Saipan also has a negative place in many Irish people's minds after the “Roy Keane Incident”, a bitter and public falling-out between Republic of Ireland soccer star Roy Keane and Ireland manager Mick McCarthy which took place before the 2002 FIFA World Cup.
According to the last census in 2010, the population of Saipan was 48,220.
Northern Marianas College is a two-year community college serving the Northern Mariana Islands. Also there are many Private Schools on Saipan, such as Saipan International School, Mount Carmel School, Whispering Palms School, Saipan Community School, Grace Christian Academy, and more.
The 1960 movie From Hell To Eternity shows the true-life story of chicano American GI Guy Gabaldon's role in convincing 800 Japanese soldiers to surrender during the WW 2 Battle of Saipan. A key to Gabaldon's success was his ability to speak Japanese fluently due to being raised in the 1930s by a Japanese-American foster family.
Much of the action in 2002 film Windtalkers takes place during the invasion of Saipan during World War II.
It also appears in Kyō Kara Ore Wa!! manga as a place that Mitsuhashi visits after winning a lotto.

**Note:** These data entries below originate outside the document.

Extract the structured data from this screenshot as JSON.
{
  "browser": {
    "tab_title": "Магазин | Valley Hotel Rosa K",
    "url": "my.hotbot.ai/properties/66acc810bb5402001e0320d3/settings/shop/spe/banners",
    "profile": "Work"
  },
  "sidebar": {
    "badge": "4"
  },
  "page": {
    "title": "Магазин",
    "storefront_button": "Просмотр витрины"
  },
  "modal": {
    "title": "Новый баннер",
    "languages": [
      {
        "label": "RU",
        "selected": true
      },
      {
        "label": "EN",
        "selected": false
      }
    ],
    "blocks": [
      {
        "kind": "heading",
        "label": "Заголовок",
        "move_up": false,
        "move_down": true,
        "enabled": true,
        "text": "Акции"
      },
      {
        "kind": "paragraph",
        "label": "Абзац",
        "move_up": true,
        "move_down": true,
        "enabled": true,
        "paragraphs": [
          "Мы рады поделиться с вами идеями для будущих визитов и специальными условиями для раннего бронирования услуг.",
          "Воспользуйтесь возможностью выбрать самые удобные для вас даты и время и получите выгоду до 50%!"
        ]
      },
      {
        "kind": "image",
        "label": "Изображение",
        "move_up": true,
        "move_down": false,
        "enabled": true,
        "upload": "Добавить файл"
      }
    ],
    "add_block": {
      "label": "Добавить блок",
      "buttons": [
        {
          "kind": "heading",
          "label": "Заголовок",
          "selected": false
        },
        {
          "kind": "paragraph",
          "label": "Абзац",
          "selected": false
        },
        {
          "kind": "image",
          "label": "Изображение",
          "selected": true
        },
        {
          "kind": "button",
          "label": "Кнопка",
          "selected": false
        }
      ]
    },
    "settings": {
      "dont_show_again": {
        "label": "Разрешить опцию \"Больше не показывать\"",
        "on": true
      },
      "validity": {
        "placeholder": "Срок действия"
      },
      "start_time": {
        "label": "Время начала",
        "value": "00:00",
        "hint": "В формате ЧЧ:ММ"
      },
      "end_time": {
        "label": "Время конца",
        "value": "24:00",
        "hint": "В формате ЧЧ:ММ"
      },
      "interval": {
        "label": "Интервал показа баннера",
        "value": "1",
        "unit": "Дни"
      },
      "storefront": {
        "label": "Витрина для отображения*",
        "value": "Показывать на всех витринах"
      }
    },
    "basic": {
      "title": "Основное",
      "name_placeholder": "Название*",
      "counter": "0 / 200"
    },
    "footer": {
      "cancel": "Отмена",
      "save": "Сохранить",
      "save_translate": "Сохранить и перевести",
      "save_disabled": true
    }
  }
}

Saipan is the setting for the P.F. Kluge novel "The Master Blaster". This novel is structured as first person narratives of 5 characters, 4 of whom arrive on the same flight, and the unfolding of their experiences on the island. The book weaves together a mysterious tale of historical fiction with reference to Saipan's multi-ethnic past, from Japanese colonization to American WWII victory and post cold war evolution of the island. The Master Blaster is the home-grown anonymous critic who blogs about the corruption and exploitation by developers, politicians, and government officials.
Location for South Korean band,TVXQ's All About TVXQ! Season 3 Storybook in Saipan. Location for MNET's South Korean dating show featuring Choi Siwon, Donghae, and Kibum of Super Junior and model Lee Eun Jung called Super Summer.
Saipan was the main site for a South Korean dating reality TV show "Kko Kko Tour".
Also the location for the South Korean Variety Show "Lets Go! Dream Team Season 2" Survival Special, which was used to find the true ace of the program.
Also the location for the South Korean TV show "Hot Brothers" air date 6 October 2010 at Pacific Islands Club
It was an important part of the setting of the South Korean drama "Can You Hear My Heart?", the characters of the drama lived in Saipan for a time.